For the political cognoscenti, the dominant story line in July has been the Barack Obama campaign’s mastery of the subterranean arts of opposition research to mar Mitt Romney’s Bain chance.
As Time’s Mark Halperin, the co-author of Game Change, put it this week, “They have parceled out their opposition research in a manner both strategic and tactical, selecting specific news organizations at times of their choosing to maximize the drip-drip-drip.” Former Al Gore campaign adviser Carter Eskew mused in an online column for The Washington Post, “Romney’s dark period isn’t over…Makes me wonder if more opposition research is on its way.” Even Romney himself, as he concocted ever more creative justifications for not releasing his tax returns prior to 2010, complained, “You can never satisfy the opposition research team of the Obama organization.”
Despite all the attention lavished on the supply side of opposition research (those crafty Obama operatives), there has been scant discussion of the demand side (the media outlets that publish oppo). It strains credulity that the firestorm of recent anti-Bain articles was entirely sparked by the journalistic equivalent of spontaneous combustion.

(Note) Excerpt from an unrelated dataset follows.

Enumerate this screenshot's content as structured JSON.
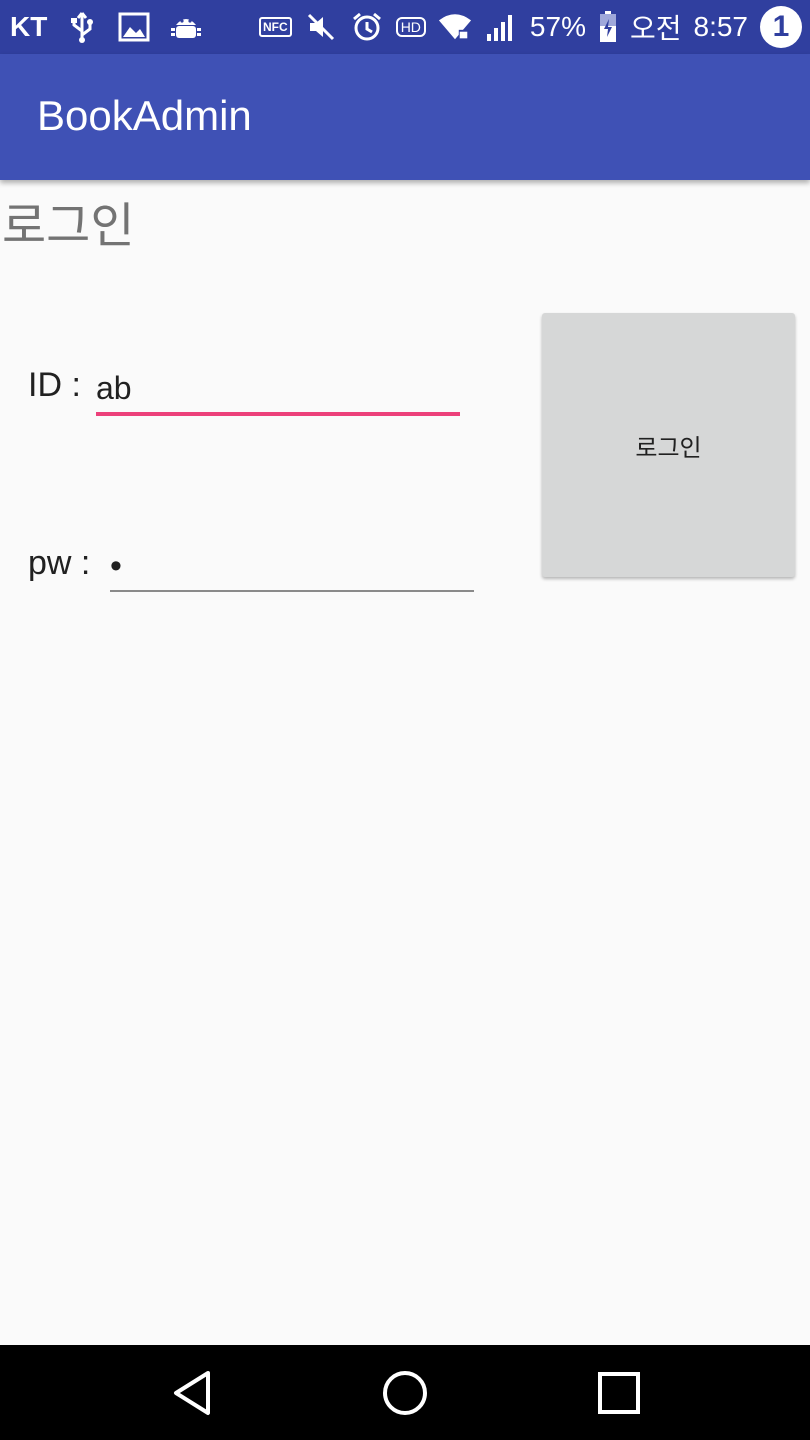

Of course, we don’t know for sure, since no reporter is gleefully ballyhooing his or her role in serving as a transmission belt for the oppo research swag provided by the Obama campaign—and also because the standard journalistic formulations, which hide sourcing in the passive voice, leave open the possibility that the reporter benefited from an oppo tip. Rummaging through the pile of anti-Bain stories, it is easy to come up with many examples of who-knows-where-it-came-from sourcing. For example, an exposé last week about contradictions dating back to Romney’s 2002 efforts to prove that he was a Massachusetts resident so that he could run for governor included the phrase, “the testimony, which was provided to The Huffington Post.” Another mid-July story about Romney’s SEC documents contains the cryptic, though not uncommon, sourcing explanation, “obtained by Mother Jones.”
(Every time I mention The Huffington Post, I feel obligated to point out that as part of her 2011 alliance with AOL, Arianna Huffington shut down Politics Daily, where I was a senior correspondent).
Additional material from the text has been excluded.